At the southern end of the gallery corridor was the Abbey Room. Jim passed Sally, but the young Oracle grabbed the tail of his shirt and forced him not to rush ahead. The girl glanced back at Trix and Anne. “I’m kind of a wreck. If I have to call up my No-Face Men, I may pass out,” Sally said. “Will somebody catch me?”
“I’ve got you,” Anne said.
“Me, too,” Jennifer added. She had been lagging behind, the shocks of the day catching up to her, turning her gaze distant and hollow. “Do what you have to do.”
They went into the Abbey Room and spread out instantly, Jim taking the lead with Sally and Trix behind him, and Jennifer and Anne coming last. The room rivaled the greatest museums Jim had ever entered, not just because of the paintings but because of the beauty of the room itself, all oak and marble, with thick ornamental rafters on the ceiling. As Sally had told them, the room had been divided by a wall, this portion just over thirty feet to a side. The far end of the room had heavy oak doors set into the dividing wall, and Holly waited on the other side.
There were half a dozen people in the Abbey Room already. Two middle-aged women—European tourists by the look of them—huddled together on a bench, holding each other as though cowering in fear. A sixtyish Asian man in a business suit stood in the center of the room, facing Jim and the others as they rushed in. A young couple, perhaps graduate students, flanked the far door as if they were guarding it.
The sixth person was a dead security guard. He lay on the marble not far from the Asian man, a pool of blood beneath him.

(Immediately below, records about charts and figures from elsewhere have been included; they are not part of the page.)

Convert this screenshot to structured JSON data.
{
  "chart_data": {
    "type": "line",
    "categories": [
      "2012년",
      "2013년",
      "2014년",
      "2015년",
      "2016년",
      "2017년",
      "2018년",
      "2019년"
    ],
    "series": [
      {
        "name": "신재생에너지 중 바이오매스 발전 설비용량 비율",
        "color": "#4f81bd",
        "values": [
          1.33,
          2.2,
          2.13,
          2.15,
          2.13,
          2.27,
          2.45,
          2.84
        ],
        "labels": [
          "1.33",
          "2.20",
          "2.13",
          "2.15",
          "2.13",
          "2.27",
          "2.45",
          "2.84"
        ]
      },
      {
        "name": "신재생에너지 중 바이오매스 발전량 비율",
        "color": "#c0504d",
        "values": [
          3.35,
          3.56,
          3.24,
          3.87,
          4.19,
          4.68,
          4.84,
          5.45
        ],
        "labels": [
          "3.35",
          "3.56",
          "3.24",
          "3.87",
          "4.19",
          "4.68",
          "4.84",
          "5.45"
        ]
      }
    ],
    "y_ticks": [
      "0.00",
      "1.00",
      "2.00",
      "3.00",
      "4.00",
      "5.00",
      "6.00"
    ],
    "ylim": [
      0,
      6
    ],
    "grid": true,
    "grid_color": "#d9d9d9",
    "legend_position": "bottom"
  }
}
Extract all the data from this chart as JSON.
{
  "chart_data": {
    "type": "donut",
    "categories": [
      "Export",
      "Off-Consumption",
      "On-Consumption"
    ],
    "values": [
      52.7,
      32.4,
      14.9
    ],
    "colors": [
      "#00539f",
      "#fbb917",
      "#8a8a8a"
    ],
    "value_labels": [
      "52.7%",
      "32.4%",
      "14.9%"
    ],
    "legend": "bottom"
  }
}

Sally stopped short, glancing anxiously around, and the rest of them followed suit. “I should have realized …,” Sally said. “I sensed them, but I didn’t see them. I never thought she’d risk it.”
“Sally?” Jim said warily.
“What the hell is this?” Trix asked.
Jim glanced back the way they’d come and saw the woman and the orange-haired kid from downstairs follow them into the room. The old man who had caught his eye entered a moment later, still staring at Jim. “Who are they, Sally?” Jim asked.
“Not ‘who,’ “Sally said. “But ‘what’? They’re Shadow Men.”

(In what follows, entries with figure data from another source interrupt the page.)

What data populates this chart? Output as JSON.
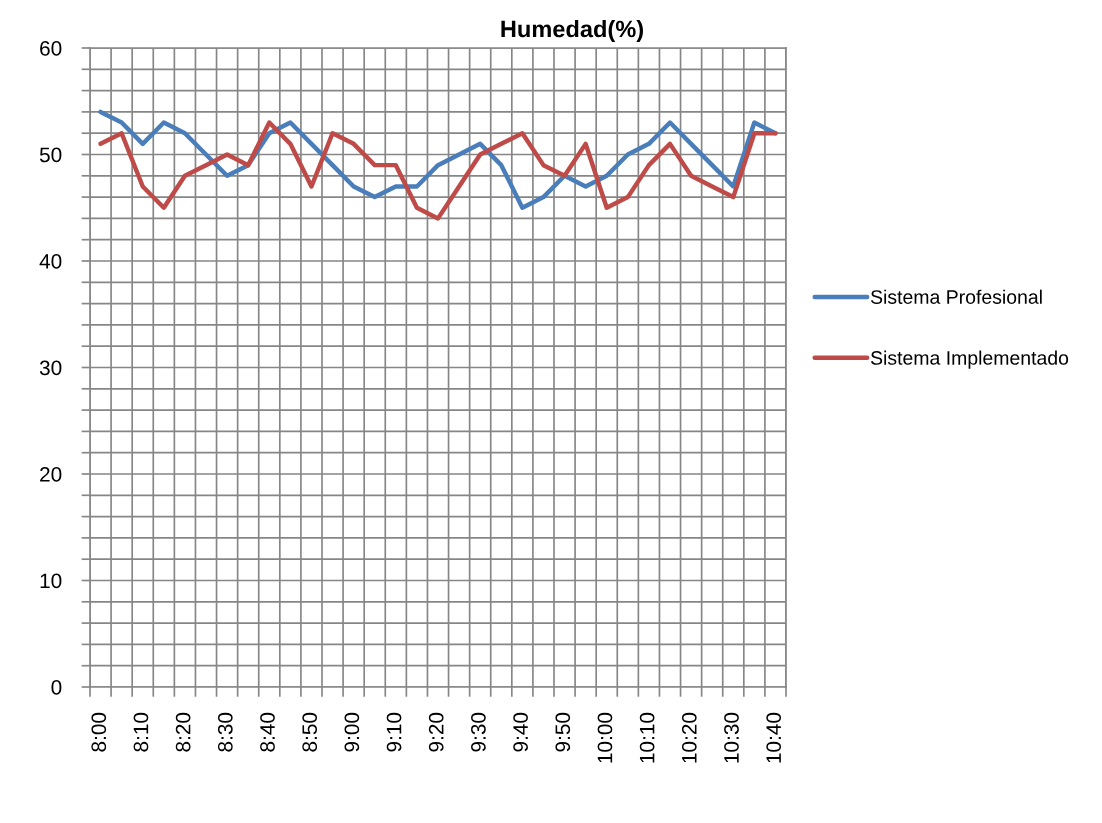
{
  "chart_data": {
    "type": "line",
    "title": "Humedad(%)",
    "categories": [
      "8:00",
      null,
      "8:10",
      null,
      "8:20",
      null,
      "8:30",
      null,
      "8:40",
      null,
      "8:50",
      null,
      "9:00",
      null,
      "9:10",
      null,
      "9:20",
      null,
      "9:30",
      null,
      "9:40",
      null,
      "9:50",
      null,
      "10:00",
      null,
      "10:10",
      null,
      "10:20",
      null,
      "10:30",
      null,
      "10:40"
    ],
    "series": [
      {
        "name": "Sistema Profesional",
        "color": "#4a7ebb",
        "values": [
          54,
          53,
          51,
          53,
          52,
          50,
          48,
          49,
          52,
          53,
          51,
          49,
          47,
          46,
          47,
          47,
          49,
          50,
          51,
          49,
          45,
          46,
          48,
          47,
          48,
          50,
          51,
          53,
          51,
          49,
          47,
          53,
          52
        ]
      },
      {
        "name": "Sistema Implementado",
        "color": "#be4b48",
        "values": [
          51,
          52,
          47,
          45,
          48,
          49,
          50,
          49,
          53,
          51,
          47,
          52,
          51,
          49,
          49,
          45,
          44,
          47,
          50,
          51,
          52,
          49,
          48,
          51,
          45,
          46,
          49,
          51,
          48,
          47,
          46,
          52,
          52
        ]
      }
    ],
    "ylim": [
      0,
      60
    ],
    "yticks": [
      0,
      {
        "value": 2,
        "label": null
      },
      {
        "value": 4,
        "label": null
      },
      {
        "value": 6,
        "label": null
      },
      {
        "value": 8,
        "label": null
      },
      10,
      {
        "value": 12,
        "label": null
      },
      {
        "value": 14,
        "label": null
      },
      {
        "value": 16,
        "label": null
      },
      {
        "value": 18,
        "label": null
      },
      20,
      {
        "value": 22,
        "label": null
      },
      {
        "value": 24,
        "label": null
      },
      {
        "value": 26,
        "label": null
      },
      {
        "value": 28,
        "label": null
      },
      30,
      {
        "value": 32,
        "label": null
      },
      {
        "value": 34,
        "label": null
      },
      {
        "value": 36,
        "label": null
      },
      {
        "value": 38,
        "label": null
      },
      40,
      {
        "value": 42,
        "label": null
      },
      {
        "value": 44,
        "label": null
      },
      {
        "value": 46,
        "label": null
      },
      {
        "value": 48,
        "label": null
      },
      50,
      {
        "value": 52,
        "label": null
      },
      {
        "value": 54,
        "label": null
      },
      {
        "value": 56,
        "label": null
      },
      {
        "value": 58,
        "label": null
      },
      60
    ],
    "grid": true,
    "legend": "right"
  }
}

“But they look normal,” Trix whispered, glancing at Anne and Jennifer, the five of them clustering together as the strangers began to close in on them. Only the two terrified women on the bench did not rise—they were ordinary people, trapped here in the midst of the horror.
“They haven’t been changed completely yet,” Jim told her, glancing at Sally to confirm his suspicion.

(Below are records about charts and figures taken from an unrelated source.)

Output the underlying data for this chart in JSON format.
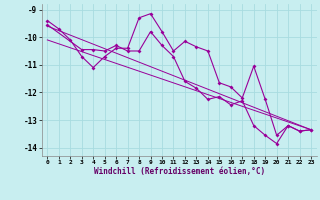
{
  "xlabel": "Windchill (Refroidissement éolien,°C)",
  "background_color": "#c8eef0",
  "grid_color": "#a8dce0",
  "line_color": "#990099",
  "xlim": [
    -0.5,
    23.5
  ],
  "ylim": [
    -14.3,
    -8.8
  ],
  "xticks": [
    0,
    1,
    2,
    3,
    4,
    5,
    6,
    7,
    8,
    9,
    10,
    11,
    12,
    13,
    14,
    15,
    16,
    17,
    18,
    19,
    20,
    21,
    22,
    23
  ],
  "yticks": [
    -14,
    -13,
    -12,
    -11,
    -10,
    -9
  ],
  "line1_x": [
    0,
    1,
    2,
    3,
    4,
    5,
    6,
    7,
    8,
    9,
    10,
    11,
    12,
    13,
    14,
    15,
    16,
    17,
    18,
    19,
    20,
    21,
    22,
    23
  ],
  "line1_y": [
    -9.4,
    -9.7,
    -10.1,
    -10.7,
    -11.1,
    -10.7,
    -10.4,
    -10.4,
    -9.3,
    -9.15,
    -9.8,
    -10.5,
    -10.15,
    -10.35,
    -10.5,
    -11.65,
    -11.8,
    -12.2,
    -11.05,
    -12.25,
    -13.55,
    -13.2,
    -13.4,
    -13.35
  ],
  "line2_x": [
    0,
    3,
    4,
    5,
    6,
    7,
    8,
    9,
    10,
    11,
    12,
    13,
    14,
    15,
    16,
    17,
    18,
    19,
    20,
    21,
    22,
    23
  ],
  "line2_y": [
    -9.55,
    -10.45,
    -10.45,
    -10.5,
    -10.3,
    -10.5,
    -10.5,
    -9.8,
    -10.3,
    -10.7,
    -11.6,
    -11.85,
    -12.25,
    -12.15,
    -12.45,
    -12.3,
    -13.2,
    -13.55,
    -13.85,
    -13.2,
    -13.4,
    -13.35
  ],
  "line3_x": [
    0,
    23
  ],
  "line3_y": [
    -9.6,
    -13.35
  ],
  "line4_x": [
    0,
    23
  ],
  "line4_y": [
    -10.1,
    -13.35
  ]
}
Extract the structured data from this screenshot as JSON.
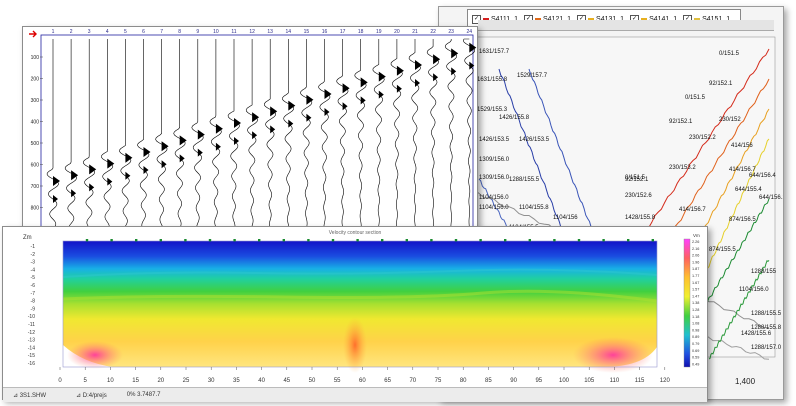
{
  "seismogram": {
    "trace_labels": [
      "1",
      "2",
      "3",
      "4",
      "5",
      "6",
      "7",
      "8",
      "9",
      "10",
      "11",
      "12",
      "13",
      "14",
      "15",
      "16",
      "17",
      "18",
      "19",
      "20",
      "21",
      "22",
      "23",
      "24"
    ],
    "time_ticks": [
      "100",
      "200",
      "300",
      "400",
      "500",
      "600",
      "700",
      "800",
      "900"
    ]
  },
  "travel_time": {
    "legend": [
      {
        "label": "S4111_1",
        "color": "#d61f1f"
      },
      {
        "label": "S4121_1",
        "color": "#e06a1a"
      },
      {
        "label": "S4131_1",
        "color": "#e8b020"
      },
      {
        "label": "S4141_1",
        "color": "#e8b020"
      },
      {
        "label": "S4151_1",
        "color": "#e0c040"
      }
    ],
    "point_labels": [
      "1631/157.7",
      "1631/155.8",
      "1529/157.7",
      "1529/155.3",
      "1426/155.8",
      "1426/153.5",
      "1426/153.5",
      "1309/156.0",
      "1309/156.0",
      "1288/155.5",
      "1104/156.0",
      "1104/156.0",
      "1104/155.8",
      "1104/155.5",
      "874/155.5",
      "874/155.5",
      "1104/156",
      "0/151.5",
      "92/152.1",
      "0/151.5",
      "92/152.1",
      "230/152",
      "230/152.2",
      "414/156",
      "414/156.7",
      "644/156.4",
      "644/155.4",
      "644/156.1",
      "874/156.5",
      "230/153.2",
      "414/156.7",
      "1428/155.8",
      "874/155.5",
      "1288/155",
      "1104/156.0",
      "1288/155.5",
      "1428/155.6",
      "1288/155.8",
      "1288/157.0",
      "0/151.5",
      "92/152.1",
      "230/152.6",
      "1632/157",
      "1004/153",
      "1653/157"
    ],
    "x_ticks": [
      "1,400"
    ]
  },
  "velocity_section": {
    "title": "Velocity contour section",
    "ylabel": "Zm",
    "y_ticks": [
      "-1",
      "-2",
      "-3",
      "-4",
      "-5",
      "-6",
      "-7",
      "-8",
      "-9",
      "-10",
      "-11",
      "-12",
      "-13",
      "-14",
      "-15",
      "-16"
    ],
    "x_ticks": [
      "0",
      "5",
      "10",
      "15",
      "20",
      "25",
      "30",
      "35",
      "40",
      "45",
      "50",
      "55",
      "60",
      "65",
      "70",
      "75",
      "80",
      "85",
      "90",
      "95",
      "100",
      "105",
      "110",
      "115",
      "120"
    ],
    "colorbar_unit": "Vm",
    "colorbar_ticks": [
      "2.26",
      "2.16",
      "2.06",
      "1.96",
      "1.87",
      "1.77",
      "1.67",
      "1.57",
      "1.47",
      "1.38",
      "1.28",
      "1.18",
      "1.08",
      "0.98",
      "0.89",
      "0.79",
      "0.69",
      "0.59",
      "0.49"
    ],
    "status": {
      "item1": "⊿ 3S1.SHW",
      "item2": "⊿ D:4/prejs",
      "item3": "0%   3.7487.7"
    }
  }
}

Sally nodded. “They’re not dead yet.”
The white-haired Asian man had remained in the center of the room, but now he glanced at the others, and the strangers all paused. Jim blinked, thinking his vision had begun to blur, but it was the strangers that were blurring. The orange-haired teen’s shadow seemed to separate from him, wavering just a few inches to one side like a ghostly conjoined twin. The others all shuddered as the same transformation went through them. Part human and part wraith, they were bodies with living shadows.